What the hell does that mean?
Meanwhile, new threats are arising with the discovery of a new strain of the Coronavirus, most heavily concentrated in London and the South East.
Is it a coincidence that London and parts of Essex and Hertfordshire are going into Tier 3 restrictions from midnight today (December 15-16)?
The number of cases of the virus there has been found to have risen, even while cases elsewhere were falling during the English lockdown in November.
Up to three households will be permitted to meet – in ‘bubbles’ – for five days over Christmas. But the government is saying people will have to make their own judgements about the amount of contact they have.
And the matter will be kept under review.
The discovery of the new strain of the virus was announced by Death Health Secretary Matt Hancock:
BREAKING—“New variant" (mutation) of #SARSCoV2 has been identified, believed to be causing faster spread, UK Health Secretary said.
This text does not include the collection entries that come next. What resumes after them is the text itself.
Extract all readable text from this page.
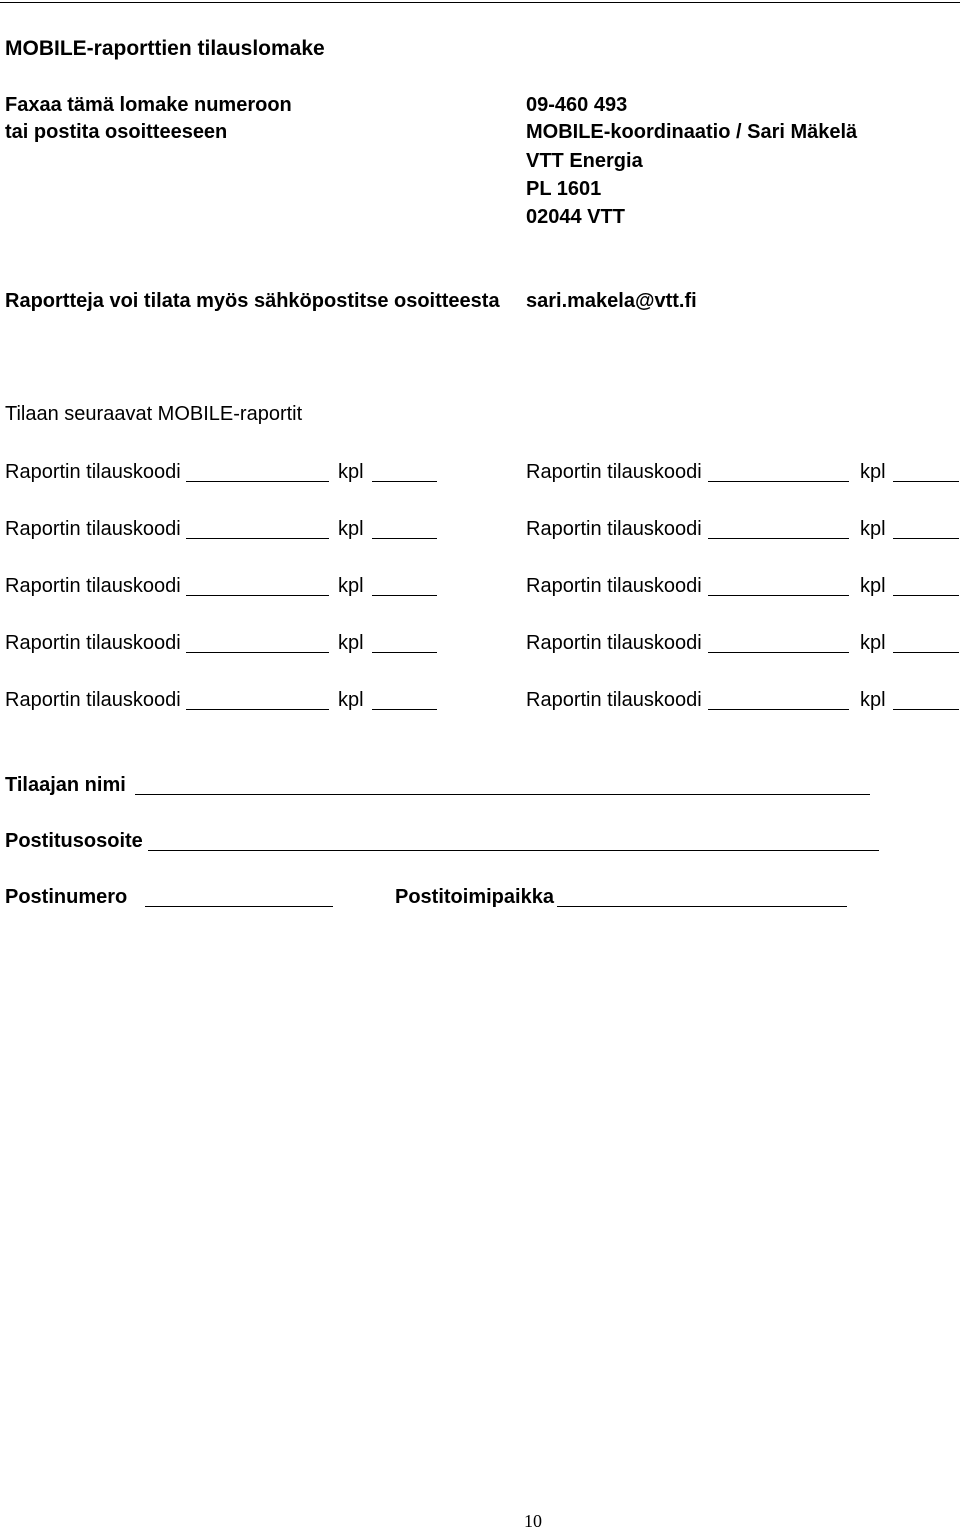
MOBILE-raporttien tilauslomake
Faxaa tämä lomake numeroon	09-460 493
tai postita osoitteeseen	MOBILE-koordinaatio / Sari Mäkelä
VTT Energia
PL 1601
02044 VTT
Raportteja voi tilata myös sähköpostitse osoitteesta sari.makela@vtt.fi
Tilaan seuraavat MOBILE-raportit
Raportin tilauskoodi	kpl	Raportin tilauskoodi	kpl
Raportin tilauskoodi	kpl	Raportin tilauskoodi	kpl
Raportin tilauskoodi	kpl	Raportin tilauskoodi	kpl
Raportin tilauskoodi	kpl	Raportin tilauskoodi	kpl
Raportin tilauskoodi	kpl	Raportin tilauskoodi	kpl
Tilaajan nimi
Postitusosoite
Postinumero	Postitoimipaikka
10
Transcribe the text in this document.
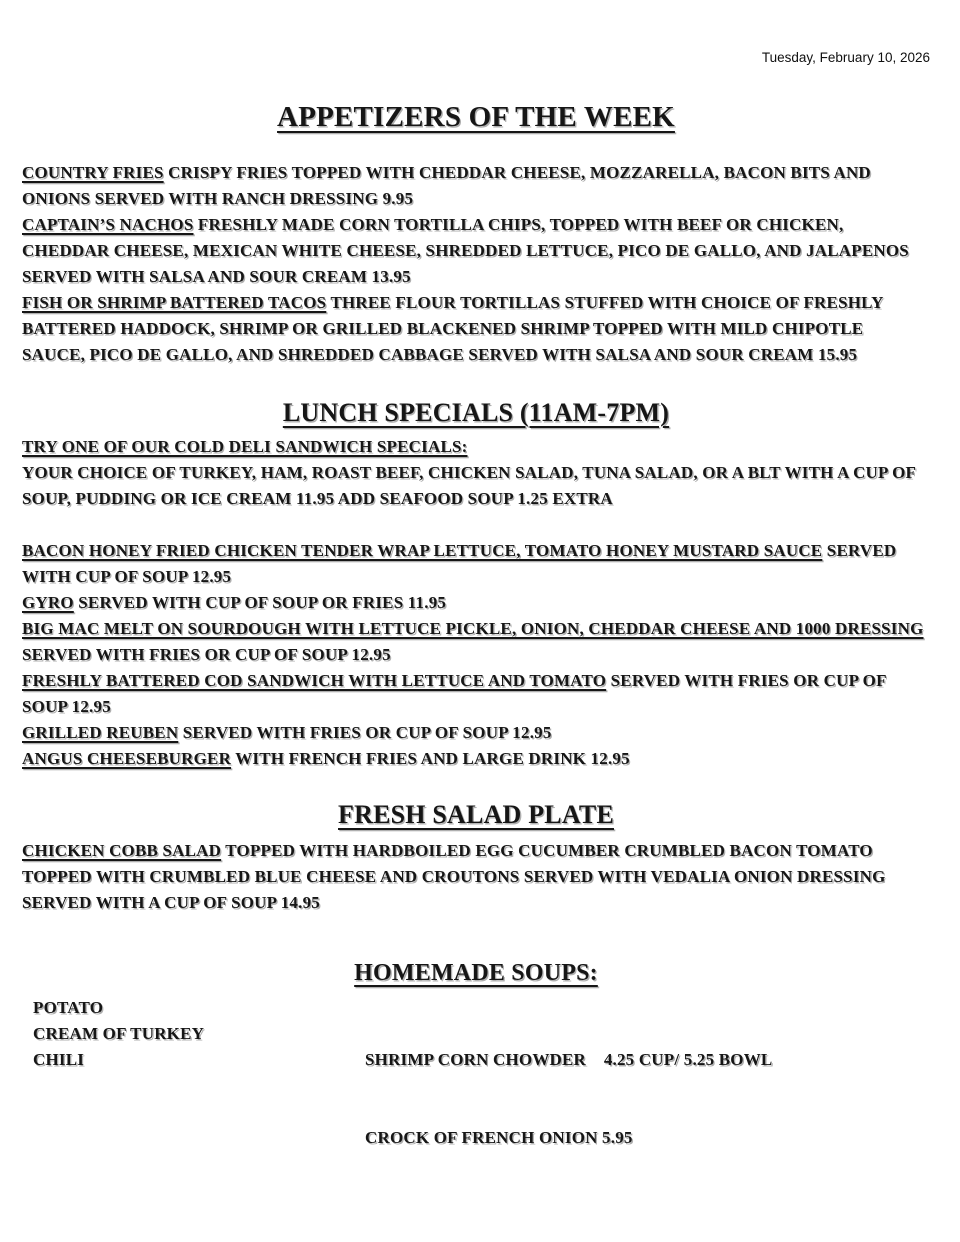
Tuesday, February 10, 2026
APPETIZERS OF THE WEEK

COUNTRY FRIES CRISPY FRIES TOPPED WITH CHEDDAR CHEESE, MOZZARELLA, BACON BITS AND ONIONS SERVED WITH RANCH DRESSING 9.95

CAPTAIN’S NACHOS FRESHLY MADE CORN TORTILLA CHIPS, TOPPED WITH BEEF OR CHICKEN, CHEDDAR CHEESE, MEXICAN WHITE CHEESE, SHREDDED LETTUCE, PICO DE GALLO, AND JALAPENOS SERVED WITH SALSA AND SOUR CREAM 13.95

FISH OR SHRIMP BATTERED TACOS THREE FLOUR TORTILLAS STUFFED WITH CHOICE OF FRESHLY BATTERED HADDOCK, SHRIMP OR GRILLED BLACKENED SHRIMP TOPPED WITH MILD CHIPOTLE SAUCE, PICO DE GALLO, AND SHREDDED CABBAGE SERVED WITH SALSA AND SOUR CREAM 15.95

LUNCH SPECIALS (11AM-7PM)

TRY ONE OF OUR COLD DELI SANDWICH SPECIALS:

YOUR CHOICE OF TURKEY, HAM, ROAST BEEF, CHICKEN SALAD, TUNA SALAD, OR A BLT WITH A CUP OF SOUP, PUDDING OR ICE CREAM 11.95 ADD SEAFOOD SOUP 1.25 EXTRA

BACON HONEY FRIED CHICKEN TENDER WRAP LETTUCE, TOMATO HONEY MUSTARD SAUCE SERVED WITH CUP OF SOUP 12.95

GYRO SERVED WITH CUP OF SOUP OR FRIES 11.95

BIG MAC MELT ON SOURDOUGH WITH LETTUCE PICKLE, ONION, CHEDDAR CHEESE AND 1000 DRESSING SERVED WITH FRIES OR CUP OF SOUP 12.95

FRESHLY BATTERED COD SANDWICH WITH LETTUCE AND TOMATO SERVED WITH FRIES OR CUP OF SOUP 12.95

GRILLED REUBEN SERVED WITH FRIES OR CUP OF SOUP 12.95

ANGUS CHEESEBURGER WITH FRENCH FRIES AND LARGE DRINK 12.95

FRESH SALAD PLATE

CHICKEN COBB SALAD TOPPED WITH HARDBOILED EGG CUCUMBER CRUMBLED BACON TOMATO TOPPED WITH CRUMBLED BLUE CHEESE AND CROUTONS SERVED WITH VEDALIA ONION DRESSING SERVED WITH A CUP OF SOUP 14.95

HOMEMADE SOUPS:
POTATO
CREAM OF TURKEY
CHILI

	SHRIMP CORN CHOWDER    4.25 CUP/ 5.25 BOWL

CROCK OF FRENCH ONION 5.95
Its spread is growing faster than existing variant, w/ over 1,000 cases found, "predominantly in south of England". #COVID19https://t.co/nllDlurCcz pic.twitter.com/I27Qp3TVqb
— Eric Feigl-Ding (@DrEricDing) December 14, 2020
He seems to think that although it is faster-spreading, it is no more harmful than the established strain and he expects the current vaccine to be effective against it.
Those are very large assumptions.
And there are concerns that ministers are divorced from the realities of the situation.
A Guardian leader article has warned that the government’s attitude to schools shows a failure to understand the ongoing threat:
Just last week the schools minister, Nick Gibb, wrote to the headteacher of a school in Ware, Hertfordshire, warning that the government could use its powers under the Coronavirus Act to prevent schools such as his from carrying out plans to send most pupils home before the end of term and switch to remote learning.
In a similar vein, suggestions from unions that schools might operate remotely at the start of next term, in order to decrease the chances that contacts over the festive period could lead to a spike in infections, were rebuffed.
Yet school leaders, and councils including Greenwich, that have asked headteachers to switch to remote learning for the final few days of term, appear more in touch than ministers with the realities – and risks – of the situation they have created, by promising the public that get-togethers of up to three families could go ahead over the festive period.
It remains unclear how Boris Johnson and his cabinet became convinced that closing schools for just the usual fortnight could be considered compatible with a plan to relax the pandemic restrictions below even the tier 1 level, under which gatherings of people who do not live together, and are not part of the same support bubble, are limited to six.
Throughout the Covid crisis, Hancock, his boss Boris Johnson, and their minions have been wrong – on an epic scale that has cost tens of thousands of lives.
They claimed their decisions were “based on the science” when in fact the underlying motive was the maintenance of a national economy that has been harmed more by their poor leadership than by the virus itself.
Now they stand poised to make another terrible mistake – and to make the rest of us pay the cost. Again.